Overall this book gave me confidence that I’m not missing out on too much and could setup a reasonable data pipeline without too much effort.

In modern data pipelines the common ETL pattern has been reordered to ELT, which reduces guessing about what data analysts will use the data  for

The benefit of moving data transformations from pre-load to post-load is that data engineers no longer need to guess what data analysts want to query. Likewise, data engineers don’t need to get everything correct upfront, which reduces the barrier to building a robust data warehouse.

SQL is still the most important skill for data  analysis

Data analysts need strong SQL skills. I would also argue that software engineers all benefit from learning SQL because SQL teaches you to think about data in sets, not just individual records.

Testing data pipelines feels like smoke testing software - mostly informal sanity checks for the presence of data and some  accuracy

The author provides a framework for testing data pipelines, but the framework amounts to mostly smoke testing. You’re testing for:

  1. The existence of data
  2. Duplicate rows
  3. Values beyond expected boundaries

I don’t know what a more formal approach would look like, but it seems like data engineering could learn from software engineering’s approach to unit and integration tests.

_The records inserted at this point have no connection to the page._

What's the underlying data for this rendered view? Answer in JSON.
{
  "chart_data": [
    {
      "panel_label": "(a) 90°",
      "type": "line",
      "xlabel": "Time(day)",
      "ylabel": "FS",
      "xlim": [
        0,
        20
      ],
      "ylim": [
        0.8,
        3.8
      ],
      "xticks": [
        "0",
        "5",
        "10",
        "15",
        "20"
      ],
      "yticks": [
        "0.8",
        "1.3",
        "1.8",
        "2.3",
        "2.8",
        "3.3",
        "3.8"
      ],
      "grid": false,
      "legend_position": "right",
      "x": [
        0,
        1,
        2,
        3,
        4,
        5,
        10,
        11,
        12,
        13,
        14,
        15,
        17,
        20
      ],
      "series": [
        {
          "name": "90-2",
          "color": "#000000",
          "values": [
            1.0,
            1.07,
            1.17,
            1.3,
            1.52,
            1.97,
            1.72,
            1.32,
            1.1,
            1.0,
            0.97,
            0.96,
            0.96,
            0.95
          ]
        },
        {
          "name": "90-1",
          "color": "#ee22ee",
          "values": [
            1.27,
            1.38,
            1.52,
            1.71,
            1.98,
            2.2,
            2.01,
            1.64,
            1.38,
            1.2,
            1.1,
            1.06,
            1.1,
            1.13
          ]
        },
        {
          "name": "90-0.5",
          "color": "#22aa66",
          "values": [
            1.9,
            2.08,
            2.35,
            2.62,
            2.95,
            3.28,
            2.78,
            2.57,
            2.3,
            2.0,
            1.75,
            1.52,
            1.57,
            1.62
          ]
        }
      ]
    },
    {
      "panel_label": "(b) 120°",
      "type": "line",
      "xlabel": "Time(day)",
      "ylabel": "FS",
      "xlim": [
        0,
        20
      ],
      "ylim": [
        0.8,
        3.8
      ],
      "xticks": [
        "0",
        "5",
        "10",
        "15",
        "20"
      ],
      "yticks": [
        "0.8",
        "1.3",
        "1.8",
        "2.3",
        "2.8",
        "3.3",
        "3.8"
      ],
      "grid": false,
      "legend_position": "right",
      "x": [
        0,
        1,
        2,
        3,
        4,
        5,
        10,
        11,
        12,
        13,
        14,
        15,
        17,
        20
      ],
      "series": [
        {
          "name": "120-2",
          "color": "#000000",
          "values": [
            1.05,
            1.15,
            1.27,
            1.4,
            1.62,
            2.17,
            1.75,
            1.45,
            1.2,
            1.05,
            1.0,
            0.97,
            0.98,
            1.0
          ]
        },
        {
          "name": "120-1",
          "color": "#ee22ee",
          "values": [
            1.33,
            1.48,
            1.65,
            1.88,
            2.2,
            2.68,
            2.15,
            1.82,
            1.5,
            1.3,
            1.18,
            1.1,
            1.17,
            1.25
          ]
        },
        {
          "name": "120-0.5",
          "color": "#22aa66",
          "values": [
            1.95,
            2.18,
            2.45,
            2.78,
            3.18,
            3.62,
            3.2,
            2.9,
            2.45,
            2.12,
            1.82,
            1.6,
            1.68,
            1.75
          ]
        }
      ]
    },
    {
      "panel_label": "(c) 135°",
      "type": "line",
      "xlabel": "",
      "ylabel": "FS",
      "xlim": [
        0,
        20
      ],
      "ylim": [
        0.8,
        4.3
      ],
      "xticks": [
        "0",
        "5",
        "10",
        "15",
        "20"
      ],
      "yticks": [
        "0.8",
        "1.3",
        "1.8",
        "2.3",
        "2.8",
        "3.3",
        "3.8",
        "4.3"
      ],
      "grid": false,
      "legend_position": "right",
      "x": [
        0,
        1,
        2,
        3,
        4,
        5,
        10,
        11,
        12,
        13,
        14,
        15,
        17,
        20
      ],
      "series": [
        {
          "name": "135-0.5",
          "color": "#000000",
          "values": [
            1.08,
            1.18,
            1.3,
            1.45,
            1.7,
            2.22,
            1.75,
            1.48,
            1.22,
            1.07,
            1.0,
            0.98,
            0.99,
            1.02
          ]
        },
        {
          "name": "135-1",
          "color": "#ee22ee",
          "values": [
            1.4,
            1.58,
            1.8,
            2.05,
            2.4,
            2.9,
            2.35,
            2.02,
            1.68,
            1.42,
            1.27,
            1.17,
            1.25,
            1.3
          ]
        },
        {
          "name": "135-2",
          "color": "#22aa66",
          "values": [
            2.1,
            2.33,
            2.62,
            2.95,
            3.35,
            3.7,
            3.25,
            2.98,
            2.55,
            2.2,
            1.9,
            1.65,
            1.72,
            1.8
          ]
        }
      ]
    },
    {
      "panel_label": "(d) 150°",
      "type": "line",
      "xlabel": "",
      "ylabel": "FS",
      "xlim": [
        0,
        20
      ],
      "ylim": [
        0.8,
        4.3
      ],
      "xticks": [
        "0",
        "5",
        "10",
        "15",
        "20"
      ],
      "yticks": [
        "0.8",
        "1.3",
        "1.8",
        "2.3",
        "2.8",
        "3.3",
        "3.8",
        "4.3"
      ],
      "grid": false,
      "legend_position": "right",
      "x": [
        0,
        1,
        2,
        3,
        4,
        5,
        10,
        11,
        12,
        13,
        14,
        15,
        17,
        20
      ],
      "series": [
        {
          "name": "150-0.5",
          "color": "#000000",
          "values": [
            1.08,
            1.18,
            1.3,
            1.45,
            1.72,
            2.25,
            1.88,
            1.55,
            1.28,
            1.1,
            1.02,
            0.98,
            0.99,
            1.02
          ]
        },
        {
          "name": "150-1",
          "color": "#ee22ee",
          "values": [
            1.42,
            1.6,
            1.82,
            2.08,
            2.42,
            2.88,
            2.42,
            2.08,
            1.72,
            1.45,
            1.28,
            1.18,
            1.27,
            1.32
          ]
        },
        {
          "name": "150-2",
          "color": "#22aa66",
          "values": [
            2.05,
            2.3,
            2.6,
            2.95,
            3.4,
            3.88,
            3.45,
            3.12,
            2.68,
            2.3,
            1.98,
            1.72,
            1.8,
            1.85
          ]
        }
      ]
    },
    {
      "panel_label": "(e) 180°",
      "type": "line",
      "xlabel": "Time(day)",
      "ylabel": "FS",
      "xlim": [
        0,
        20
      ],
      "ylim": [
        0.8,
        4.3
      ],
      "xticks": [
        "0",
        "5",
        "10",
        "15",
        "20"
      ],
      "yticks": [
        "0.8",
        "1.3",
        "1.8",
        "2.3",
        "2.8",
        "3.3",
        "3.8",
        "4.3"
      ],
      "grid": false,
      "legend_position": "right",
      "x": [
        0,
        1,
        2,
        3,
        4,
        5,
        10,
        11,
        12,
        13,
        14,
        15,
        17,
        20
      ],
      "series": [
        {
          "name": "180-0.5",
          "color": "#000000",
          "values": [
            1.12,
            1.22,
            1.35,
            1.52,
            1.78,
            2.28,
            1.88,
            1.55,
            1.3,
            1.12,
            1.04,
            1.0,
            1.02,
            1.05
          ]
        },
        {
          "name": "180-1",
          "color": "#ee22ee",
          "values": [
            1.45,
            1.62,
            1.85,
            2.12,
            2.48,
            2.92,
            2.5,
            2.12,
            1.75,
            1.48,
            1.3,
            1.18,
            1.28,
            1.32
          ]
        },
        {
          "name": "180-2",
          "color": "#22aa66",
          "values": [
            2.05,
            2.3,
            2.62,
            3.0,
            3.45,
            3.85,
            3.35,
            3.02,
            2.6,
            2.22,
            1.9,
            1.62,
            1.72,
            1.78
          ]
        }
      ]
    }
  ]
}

Never assume the data is free of quality issues, even if exactly matching the  source

Applications have bugs and sometimes our source data has errors. So even beyond potential issues with the ELT process, you don’t want to assume that the data in your warehouse is free of quality issues.

Pipelines are directed and acyclic, meaning they have a guaranteed execution path and only flow one  way

Because data pipelines only move one direction, error correction can be tricky and manual. Assuming you even have monitoring and validation steps in place to know when an error occurs.

Address data quality issues as early in the pipeline as  possible

Although the common data ingestion pattern has shifted from ETL to ELT, thereby deferring the Transformation component, if you identify a data quality issue and can address it early that is still the best approach. Don’t burden your analytics people with unnecessary transformations if you can cleanup the data earlier on.

Encountering data quality issues at the end of the pipeline or during the analysis stage is a worst case scenario.

Data engineers should never assume the data is clean and free of quality  issues

Even if data in a warehouse exactly matches the source data, don’t assume that the data is clean. The source data itself may have quality issues as a result of software bugs or data corruption, which then cascade their way into your data warehouse.